Sacramento County (Calif.) is overhauling the investment option lineup for its $877 million 457(b) plan and $16 million 401(a) plan, pending final contract negotiations, according to a brochure on the plans' website.
The plan is changing its investment options to create a more "simplified" lineup to "enhance the financial well-being of participants," the brochure said. The changes are effective Jan. 16. The county is changing to a target-date fund lineup managed by Vanguard Group from one managed by Fidelity Investments and creating a new core lineup of 11 investment options, all new to the plan except for Fidelity Contrafund, an active domestic large-cap equity fund.
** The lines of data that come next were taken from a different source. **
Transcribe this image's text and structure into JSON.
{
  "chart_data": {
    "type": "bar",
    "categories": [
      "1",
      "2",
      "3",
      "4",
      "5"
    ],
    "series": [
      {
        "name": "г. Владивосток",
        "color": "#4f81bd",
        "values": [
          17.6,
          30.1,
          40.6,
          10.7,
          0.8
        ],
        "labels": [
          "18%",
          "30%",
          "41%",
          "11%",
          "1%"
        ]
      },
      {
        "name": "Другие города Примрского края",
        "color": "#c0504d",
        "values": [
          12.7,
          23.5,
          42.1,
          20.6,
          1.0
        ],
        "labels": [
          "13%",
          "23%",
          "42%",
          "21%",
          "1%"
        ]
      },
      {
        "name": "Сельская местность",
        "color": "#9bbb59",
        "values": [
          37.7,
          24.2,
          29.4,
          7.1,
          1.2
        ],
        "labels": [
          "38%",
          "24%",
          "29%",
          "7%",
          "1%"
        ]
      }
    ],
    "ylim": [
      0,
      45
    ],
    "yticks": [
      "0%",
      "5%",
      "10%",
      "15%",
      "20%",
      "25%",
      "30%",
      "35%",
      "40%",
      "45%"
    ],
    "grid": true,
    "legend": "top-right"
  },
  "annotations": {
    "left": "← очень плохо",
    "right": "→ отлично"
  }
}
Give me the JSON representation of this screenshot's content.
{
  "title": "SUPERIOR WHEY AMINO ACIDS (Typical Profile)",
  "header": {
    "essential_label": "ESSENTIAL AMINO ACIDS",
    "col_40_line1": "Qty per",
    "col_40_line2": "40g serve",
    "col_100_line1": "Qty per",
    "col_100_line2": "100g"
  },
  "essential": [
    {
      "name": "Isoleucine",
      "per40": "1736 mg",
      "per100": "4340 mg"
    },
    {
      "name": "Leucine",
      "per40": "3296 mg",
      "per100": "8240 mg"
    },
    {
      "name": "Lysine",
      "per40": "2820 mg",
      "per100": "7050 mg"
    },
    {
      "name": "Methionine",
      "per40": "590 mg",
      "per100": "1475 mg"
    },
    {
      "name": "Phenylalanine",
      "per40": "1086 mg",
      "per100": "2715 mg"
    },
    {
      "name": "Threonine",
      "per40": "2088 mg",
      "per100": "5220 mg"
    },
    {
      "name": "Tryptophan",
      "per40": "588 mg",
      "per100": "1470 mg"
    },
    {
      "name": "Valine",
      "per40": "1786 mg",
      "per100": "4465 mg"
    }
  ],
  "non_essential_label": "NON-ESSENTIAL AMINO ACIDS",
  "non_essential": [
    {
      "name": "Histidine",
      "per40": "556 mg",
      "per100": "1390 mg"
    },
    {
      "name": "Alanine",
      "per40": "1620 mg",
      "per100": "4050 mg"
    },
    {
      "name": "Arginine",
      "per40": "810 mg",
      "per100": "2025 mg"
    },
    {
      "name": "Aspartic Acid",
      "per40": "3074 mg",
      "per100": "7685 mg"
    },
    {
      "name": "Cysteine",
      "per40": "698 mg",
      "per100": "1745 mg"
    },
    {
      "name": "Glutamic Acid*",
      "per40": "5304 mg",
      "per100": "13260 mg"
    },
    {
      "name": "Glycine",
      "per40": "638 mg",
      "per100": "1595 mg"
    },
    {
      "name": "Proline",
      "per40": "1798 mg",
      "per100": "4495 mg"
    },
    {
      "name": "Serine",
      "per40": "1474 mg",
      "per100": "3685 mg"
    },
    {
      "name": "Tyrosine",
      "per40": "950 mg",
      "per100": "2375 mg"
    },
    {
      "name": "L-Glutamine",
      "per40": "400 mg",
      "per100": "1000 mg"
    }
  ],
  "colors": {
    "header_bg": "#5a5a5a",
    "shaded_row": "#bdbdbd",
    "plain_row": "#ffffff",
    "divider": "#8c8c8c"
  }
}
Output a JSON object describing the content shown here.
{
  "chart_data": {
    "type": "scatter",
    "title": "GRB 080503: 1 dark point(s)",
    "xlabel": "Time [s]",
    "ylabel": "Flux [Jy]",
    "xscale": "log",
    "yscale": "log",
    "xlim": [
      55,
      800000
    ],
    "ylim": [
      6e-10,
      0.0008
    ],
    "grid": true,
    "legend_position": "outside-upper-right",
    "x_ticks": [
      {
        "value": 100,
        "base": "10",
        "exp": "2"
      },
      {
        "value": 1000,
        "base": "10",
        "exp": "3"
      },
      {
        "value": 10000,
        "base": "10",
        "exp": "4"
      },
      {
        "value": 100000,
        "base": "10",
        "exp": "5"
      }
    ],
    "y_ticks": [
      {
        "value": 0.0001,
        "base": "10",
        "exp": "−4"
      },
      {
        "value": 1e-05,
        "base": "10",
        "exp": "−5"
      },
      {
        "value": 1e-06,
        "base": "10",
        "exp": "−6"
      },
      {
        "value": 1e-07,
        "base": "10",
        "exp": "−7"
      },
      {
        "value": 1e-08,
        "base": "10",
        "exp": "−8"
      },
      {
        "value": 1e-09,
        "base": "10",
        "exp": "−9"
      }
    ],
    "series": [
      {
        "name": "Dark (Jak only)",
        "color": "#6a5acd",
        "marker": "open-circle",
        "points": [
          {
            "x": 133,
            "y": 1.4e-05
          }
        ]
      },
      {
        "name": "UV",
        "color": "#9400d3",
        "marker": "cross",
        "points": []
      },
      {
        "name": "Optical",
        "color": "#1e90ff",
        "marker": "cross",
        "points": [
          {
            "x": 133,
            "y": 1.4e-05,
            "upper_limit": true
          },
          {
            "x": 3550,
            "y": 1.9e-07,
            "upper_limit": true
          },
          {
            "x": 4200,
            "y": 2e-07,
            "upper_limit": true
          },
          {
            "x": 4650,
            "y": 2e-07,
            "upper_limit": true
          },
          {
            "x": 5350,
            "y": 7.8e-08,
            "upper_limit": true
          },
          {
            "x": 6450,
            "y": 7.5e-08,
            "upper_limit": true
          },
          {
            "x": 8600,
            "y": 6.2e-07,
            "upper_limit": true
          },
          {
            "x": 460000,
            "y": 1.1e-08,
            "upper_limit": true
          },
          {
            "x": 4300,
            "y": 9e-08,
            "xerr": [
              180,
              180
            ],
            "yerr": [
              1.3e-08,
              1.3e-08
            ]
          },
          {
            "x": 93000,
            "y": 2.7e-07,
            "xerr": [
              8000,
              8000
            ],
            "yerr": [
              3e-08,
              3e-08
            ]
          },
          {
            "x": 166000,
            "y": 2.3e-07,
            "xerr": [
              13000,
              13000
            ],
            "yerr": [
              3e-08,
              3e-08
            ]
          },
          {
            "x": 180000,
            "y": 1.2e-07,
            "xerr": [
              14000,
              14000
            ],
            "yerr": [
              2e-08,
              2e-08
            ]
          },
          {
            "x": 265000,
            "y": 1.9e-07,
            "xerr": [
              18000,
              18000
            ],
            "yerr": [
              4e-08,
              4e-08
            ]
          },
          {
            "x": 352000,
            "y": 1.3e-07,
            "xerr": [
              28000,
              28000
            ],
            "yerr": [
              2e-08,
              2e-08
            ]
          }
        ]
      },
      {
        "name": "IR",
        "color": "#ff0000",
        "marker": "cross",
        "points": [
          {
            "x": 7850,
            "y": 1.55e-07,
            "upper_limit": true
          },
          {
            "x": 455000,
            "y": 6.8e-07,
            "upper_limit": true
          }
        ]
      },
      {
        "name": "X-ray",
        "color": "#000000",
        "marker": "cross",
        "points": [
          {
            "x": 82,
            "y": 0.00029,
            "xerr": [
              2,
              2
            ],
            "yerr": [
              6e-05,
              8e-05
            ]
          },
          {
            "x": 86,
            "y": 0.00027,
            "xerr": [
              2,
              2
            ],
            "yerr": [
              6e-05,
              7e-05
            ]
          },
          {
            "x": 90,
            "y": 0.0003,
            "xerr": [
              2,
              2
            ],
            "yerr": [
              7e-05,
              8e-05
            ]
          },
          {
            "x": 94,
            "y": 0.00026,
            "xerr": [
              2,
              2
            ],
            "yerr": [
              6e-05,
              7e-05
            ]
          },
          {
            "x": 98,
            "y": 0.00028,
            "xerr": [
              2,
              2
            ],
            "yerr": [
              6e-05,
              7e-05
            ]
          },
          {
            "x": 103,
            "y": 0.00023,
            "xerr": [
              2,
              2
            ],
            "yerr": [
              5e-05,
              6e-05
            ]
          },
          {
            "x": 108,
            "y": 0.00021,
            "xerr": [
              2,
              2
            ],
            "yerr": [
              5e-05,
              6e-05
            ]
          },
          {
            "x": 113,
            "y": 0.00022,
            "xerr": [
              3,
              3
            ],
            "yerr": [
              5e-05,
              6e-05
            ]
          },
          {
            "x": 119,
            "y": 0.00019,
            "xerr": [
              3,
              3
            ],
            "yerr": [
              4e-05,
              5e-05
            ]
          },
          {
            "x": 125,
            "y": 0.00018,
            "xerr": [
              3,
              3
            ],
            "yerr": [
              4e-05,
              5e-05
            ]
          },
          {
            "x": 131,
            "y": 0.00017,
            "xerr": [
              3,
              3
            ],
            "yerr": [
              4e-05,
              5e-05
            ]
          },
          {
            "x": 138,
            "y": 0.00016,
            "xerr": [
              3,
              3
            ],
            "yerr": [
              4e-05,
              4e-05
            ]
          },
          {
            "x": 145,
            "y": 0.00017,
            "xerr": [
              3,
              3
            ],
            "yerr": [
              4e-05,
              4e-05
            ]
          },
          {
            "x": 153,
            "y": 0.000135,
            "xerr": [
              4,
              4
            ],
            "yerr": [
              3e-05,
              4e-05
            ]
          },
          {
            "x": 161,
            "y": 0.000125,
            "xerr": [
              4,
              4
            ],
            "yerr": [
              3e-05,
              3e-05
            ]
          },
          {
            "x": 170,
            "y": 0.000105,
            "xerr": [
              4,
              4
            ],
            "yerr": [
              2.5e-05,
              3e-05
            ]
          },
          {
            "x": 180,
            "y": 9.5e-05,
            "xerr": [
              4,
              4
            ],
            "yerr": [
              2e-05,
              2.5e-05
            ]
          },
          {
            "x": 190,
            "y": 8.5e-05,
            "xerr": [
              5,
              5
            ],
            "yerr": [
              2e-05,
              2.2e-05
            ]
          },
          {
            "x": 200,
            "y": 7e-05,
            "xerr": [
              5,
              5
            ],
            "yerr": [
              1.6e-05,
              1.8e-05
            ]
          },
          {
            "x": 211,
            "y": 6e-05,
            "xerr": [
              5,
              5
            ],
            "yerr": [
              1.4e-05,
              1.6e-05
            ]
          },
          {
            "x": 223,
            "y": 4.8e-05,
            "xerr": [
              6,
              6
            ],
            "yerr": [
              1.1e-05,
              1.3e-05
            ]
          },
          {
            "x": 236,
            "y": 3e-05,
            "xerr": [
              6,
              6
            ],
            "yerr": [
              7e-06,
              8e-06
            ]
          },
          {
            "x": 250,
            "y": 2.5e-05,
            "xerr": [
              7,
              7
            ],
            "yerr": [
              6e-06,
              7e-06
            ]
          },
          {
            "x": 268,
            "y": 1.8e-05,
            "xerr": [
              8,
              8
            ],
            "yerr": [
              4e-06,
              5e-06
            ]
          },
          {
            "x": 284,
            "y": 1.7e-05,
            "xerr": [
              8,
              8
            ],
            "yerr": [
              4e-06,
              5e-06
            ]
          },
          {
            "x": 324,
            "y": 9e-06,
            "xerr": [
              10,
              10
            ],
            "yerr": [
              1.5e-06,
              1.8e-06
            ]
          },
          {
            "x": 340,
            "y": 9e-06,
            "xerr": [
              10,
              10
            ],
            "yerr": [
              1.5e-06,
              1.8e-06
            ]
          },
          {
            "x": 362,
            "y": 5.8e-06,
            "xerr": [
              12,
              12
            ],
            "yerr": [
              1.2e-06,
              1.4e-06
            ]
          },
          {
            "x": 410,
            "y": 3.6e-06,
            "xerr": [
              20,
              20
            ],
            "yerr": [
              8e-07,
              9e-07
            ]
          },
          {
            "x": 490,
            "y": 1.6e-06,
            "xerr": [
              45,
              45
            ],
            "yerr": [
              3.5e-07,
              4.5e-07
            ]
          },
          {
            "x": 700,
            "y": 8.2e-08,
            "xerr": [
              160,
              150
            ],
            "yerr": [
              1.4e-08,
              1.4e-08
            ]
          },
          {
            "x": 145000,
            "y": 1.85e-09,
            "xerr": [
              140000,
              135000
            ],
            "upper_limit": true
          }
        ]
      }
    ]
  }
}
The lineup will consist of a money market fund and active domestic large-cap growth equity fund managed by Fidelity Investments, a stable value fund managed by Wells Capital Management, an active domestic large-cap value equity fund and active domestic small-cap blend equity fund managed by J.P. Morgan Asset Management; an active international equity fund managed by Oakmark International; an active domestic large-cap blend equity fund managed by Parnassus Investments; a passive domestic large-cap blend equity fund, passive domestic intermediate-term fixed-income fund, passive domestic midcap equity fund and passive international equity fund managed by Vanguard.
The plan is removing 10 various funds managed by Fidelity, two funds managed by Vanguard, and an active domestic small-cap value equity fund managed by Allianz Global Investors, an active domestic large-cap blend equity fund managed by Capital Group, an active domestic midcap growth equity fund managed by Columbia Threadneedle Investments, an active domestic intermediate-term fixed-income fund managed by Metropolitan West Asset Management, an active domestic large-cap value equity fund managed by MFS Investment Management and an active domestic large-cap growth equity socially responsible fund managed by Neuberger Berman.
Participants in the options being removed will automatically be mapped to their corresponding target-date funds.
Fidelity Investments, the bundled provider, was rehired in September following an RFP process the county began in March because the size of the plan had increased so much since Fidelity was originally hired, a county procurement official said in March.
Bernard Santo Domingo, chief investment officer, could not be immediately reached to provide further information.